Nachdem die Treibholz hinter dem Horizont verschwunden war, wandte sich Paet zu Silberdun um und sagte: »Ihr denkt, Ihr hasst diesen Mann, hab ich Recht? Wartet, bis Ihr ihn erst mal so lange kennt wie ich.«
»Und jetzt?«, fragte Silberdun.
»Jetzt geht Ihr nach Hause und ruht Euch aus«, sagte Paet. »Wenn Eure Ausbildung nur halb so anstrengend war wie meine, dürftet Ihr ziemlich erledigt sein.«
»Das will ich meinen«, sagte Eisenfuß. »Ich kann mich nicht erinnern, jemals so müde gewesen zu sein.«
Paet öffnete seinen Ranzen und reichte Silberdun und Eisenfuß einen kleinen Stapel Dokumente. »Jedem von Euch wird ein neuer Hausdiener zur Seite gestellt«, sagte er.
Silberdun warf einen Blick auf die Papiere. Zuoberst lag das gildenzertifizierte Porträt eines Mannes namens Olou, dem das Außenministerium den Titel »Offizier für Sonderaufgaben« verliehen hatte.
»Olou ist ein guter Mann«, sagte Paet und deutete auf das Porträt.

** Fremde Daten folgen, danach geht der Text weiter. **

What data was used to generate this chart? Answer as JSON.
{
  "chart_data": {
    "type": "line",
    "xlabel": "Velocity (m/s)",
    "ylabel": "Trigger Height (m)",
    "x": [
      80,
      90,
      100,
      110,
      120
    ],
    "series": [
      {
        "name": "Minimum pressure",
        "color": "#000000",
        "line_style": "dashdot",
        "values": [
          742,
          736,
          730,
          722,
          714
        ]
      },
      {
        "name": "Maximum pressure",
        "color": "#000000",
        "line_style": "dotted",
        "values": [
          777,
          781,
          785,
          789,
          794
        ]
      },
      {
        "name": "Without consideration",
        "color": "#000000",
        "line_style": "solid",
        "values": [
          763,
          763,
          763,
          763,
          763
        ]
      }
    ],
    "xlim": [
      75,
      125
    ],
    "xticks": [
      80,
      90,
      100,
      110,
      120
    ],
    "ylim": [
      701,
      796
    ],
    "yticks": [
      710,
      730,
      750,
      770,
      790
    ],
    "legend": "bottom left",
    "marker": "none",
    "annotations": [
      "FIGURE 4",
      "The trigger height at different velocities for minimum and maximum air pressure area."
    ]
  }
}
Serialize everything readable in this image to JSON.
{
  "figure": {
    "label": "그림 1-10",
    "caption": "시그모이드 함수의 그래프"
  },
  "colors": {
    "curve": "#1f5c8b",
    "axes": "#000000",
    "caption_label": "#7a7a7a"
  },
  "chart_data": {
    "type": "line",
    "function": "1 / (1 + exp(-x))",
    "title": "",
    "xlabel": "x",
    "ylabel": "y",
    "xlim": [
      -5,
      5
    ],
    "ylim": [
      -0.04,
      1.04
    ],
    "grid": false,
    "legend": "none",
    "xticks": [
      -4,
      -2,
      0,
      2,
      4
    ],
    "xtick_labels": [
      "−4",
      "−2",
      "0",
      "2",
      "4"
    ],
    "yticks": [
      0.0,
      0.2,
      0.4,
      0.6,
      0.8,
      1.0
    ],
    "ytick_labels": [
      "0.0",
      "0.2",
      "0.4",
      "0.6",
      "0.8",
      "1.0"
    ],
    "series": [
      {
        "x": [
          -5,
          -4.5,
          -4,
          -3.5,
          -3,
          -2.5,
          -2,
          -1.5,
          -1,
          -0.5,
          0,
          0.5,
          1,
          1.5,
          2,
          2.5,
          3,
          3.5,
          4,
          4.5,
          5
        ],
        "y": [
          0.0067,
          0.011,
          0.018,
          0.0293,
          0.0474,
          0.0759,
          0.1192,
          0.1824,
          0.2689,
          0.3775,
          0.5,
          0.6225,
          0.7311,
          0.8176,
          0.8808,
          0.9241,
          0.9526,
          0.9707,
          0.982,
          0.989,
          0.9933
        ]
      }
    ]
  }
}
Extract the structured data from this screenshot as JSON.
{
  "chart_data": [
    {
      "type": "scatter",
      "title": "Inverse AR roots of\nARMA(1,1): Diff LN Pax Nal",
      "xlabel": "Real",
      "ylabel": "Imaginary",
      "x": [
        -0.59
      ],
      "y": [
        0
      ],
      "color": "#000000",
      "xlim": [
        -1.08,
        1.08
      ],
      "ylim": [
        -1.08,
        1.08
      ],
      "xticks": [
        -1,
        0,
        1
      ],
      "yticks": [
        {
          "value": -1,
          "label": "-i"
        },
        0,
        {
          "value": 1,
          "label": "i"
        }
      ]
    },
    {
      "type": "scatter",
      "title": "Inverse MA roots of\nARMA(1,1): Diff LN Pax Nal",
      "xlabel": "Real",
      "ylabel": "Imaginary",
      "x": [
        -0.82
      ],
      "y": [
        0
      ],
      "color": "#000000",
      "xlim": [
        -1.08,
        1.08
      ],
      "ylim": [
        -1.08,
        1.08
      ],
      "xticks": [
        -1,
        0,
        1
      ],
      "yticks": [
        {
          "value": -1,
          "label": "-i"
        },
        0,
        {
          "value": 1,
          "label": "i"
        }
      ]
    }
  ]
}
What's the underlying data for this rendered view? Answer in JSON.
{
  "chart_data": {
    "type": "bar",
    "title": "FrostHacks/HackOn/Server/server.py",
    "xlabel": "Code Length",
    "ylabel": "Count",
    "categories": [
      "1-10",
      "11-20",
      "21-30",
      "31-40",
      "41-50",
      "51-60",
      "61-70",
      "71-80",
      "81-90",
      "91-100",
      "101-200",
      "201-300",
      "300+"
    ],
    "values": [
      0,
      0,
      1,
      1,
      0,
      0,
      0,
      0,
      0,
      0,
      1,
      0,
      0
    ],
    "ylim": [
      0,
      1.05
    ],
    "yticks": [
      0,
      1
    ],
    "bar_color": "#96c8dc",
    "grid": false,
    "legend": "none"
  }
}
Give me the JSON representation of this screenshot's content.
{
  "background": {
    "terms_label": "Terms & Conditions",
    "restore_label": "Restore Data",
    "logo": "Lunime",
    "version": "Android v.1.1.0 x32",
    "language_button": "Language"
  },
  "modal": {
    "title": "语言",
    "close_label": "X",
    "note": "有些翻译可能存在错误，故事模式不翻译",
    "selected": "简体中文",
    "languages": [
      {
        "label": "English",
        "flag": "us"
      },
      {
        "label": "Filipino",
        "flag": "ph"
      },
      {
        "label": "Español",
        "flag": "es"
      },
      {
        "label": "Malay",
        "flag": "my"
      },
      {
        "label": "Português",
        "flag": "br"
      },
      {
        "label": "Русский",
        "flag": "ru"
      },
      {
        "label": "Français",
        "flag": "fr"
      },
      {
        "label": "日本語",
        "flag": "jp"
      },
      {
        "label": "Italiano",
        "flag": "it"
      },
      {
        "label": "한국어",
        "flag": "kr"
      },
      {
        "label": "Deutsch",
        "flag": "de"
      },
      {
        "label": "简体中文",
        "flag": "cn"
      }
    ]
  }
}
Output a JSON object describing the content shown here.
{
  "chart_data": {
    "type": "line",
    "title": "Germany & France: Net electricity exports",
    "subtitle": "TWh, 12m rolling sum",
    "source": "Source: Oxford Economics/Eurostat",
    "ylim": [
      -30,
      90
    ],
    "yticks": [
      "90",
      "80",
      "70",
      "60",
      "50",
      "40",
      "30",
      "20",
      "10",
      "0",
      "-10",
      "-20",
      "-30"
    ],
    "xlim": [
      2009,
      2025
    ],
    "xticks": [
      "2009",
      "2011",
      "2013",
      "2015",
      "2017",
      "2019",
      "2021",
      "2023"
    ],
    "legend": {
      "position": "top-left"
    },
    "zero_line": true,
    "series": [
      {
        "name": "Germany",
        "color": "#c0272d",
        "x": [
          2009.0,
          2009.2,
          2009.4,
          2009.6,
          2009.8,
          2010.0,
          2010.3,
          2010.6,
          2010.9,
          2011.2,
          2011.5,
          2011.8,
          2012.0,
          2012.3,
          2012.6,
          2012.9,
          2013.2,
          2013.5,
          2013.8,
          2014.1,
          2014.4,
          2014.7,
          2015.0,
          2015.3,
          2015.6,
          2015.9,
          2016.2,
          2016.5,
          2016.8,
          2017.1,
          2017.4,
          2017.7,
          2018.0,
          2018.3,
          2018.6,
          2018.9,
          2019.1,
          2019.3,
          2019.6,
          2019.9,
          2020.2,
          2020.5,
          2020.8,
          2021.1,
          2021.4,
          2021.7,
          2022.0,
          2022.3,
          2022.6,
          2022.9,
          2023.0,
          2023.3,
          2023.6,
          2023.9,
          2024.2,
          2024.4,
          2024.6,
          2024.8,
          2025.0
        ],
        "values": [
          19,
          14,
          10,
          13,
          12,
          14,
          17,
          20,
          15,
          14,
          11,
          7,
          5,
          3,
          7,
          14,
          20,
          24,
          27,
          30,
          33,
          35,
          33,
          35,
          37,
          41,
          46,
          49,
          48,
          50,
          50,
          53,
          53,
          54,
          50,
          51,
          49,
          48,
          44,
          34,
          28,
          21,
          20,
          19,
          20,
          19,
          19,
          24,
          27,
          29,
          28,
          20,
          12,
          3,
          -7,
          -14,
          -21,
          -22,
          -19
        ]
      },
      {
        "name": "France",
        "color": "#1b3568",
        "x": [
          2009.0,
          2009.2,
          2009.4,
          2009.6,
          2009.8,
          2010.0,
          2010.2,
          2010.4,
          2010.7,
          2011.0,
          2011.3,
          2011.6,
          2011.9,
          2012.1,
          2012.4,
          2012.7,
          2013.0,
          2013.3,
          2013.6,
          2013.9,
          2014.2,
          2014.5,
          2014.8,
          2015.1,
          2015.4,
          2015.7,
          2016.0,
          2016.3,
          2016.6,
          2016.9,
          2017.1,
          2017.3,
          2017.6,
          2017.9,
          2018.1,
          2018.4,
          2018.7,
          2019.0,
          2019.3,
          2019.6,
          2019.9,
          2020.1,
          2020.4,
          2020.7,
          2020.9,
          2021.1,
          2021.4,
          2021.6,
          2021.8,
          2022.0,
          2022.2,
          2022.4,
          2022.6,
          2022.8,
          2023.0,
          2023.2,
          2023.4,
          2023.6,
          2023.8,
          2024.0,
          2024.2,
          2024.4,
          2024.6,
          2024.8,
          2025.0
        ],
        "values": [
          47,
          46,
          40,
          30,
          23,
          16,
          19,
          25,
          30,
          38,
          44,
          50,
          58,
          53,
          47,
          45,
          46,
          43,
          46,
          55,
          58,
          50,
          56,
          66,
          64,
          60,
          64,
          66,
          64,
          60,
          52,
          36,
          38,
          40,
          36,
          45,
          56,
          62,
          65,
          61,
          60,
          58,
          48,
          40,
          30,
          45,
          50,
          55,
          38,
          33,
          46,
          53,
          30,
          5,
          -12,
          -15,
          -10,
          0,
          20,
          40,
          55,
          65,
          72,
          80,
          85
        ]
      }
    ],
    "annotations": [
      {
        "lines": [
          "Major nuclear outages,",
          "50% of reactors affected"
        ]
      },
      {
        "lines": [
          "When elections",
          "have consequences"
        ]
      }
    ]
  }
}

»Und was ist seine Aufgabe?«, fragte Silberdun.
»Er tut alles, was ein gewöhnlicher Ehrenmann auch tun würde, und darüber hinaus das ein oder andere, was er nicht tun würde. Er ist Euch bei der Wahl der angemessenen Kleidung für einen Einsatz behilflich, er wird Eure Waffen reinigen und pflegen, solche Dinge eben. Darüber hinaus werden ihm auch das Zimmermädchen und der Koch unterstellt werden. Er wird sich also um Euch kümmern, wenn Ihr daheim seid.«
»Das sind ja schöne Aussichten«, meinte Eisenfuß.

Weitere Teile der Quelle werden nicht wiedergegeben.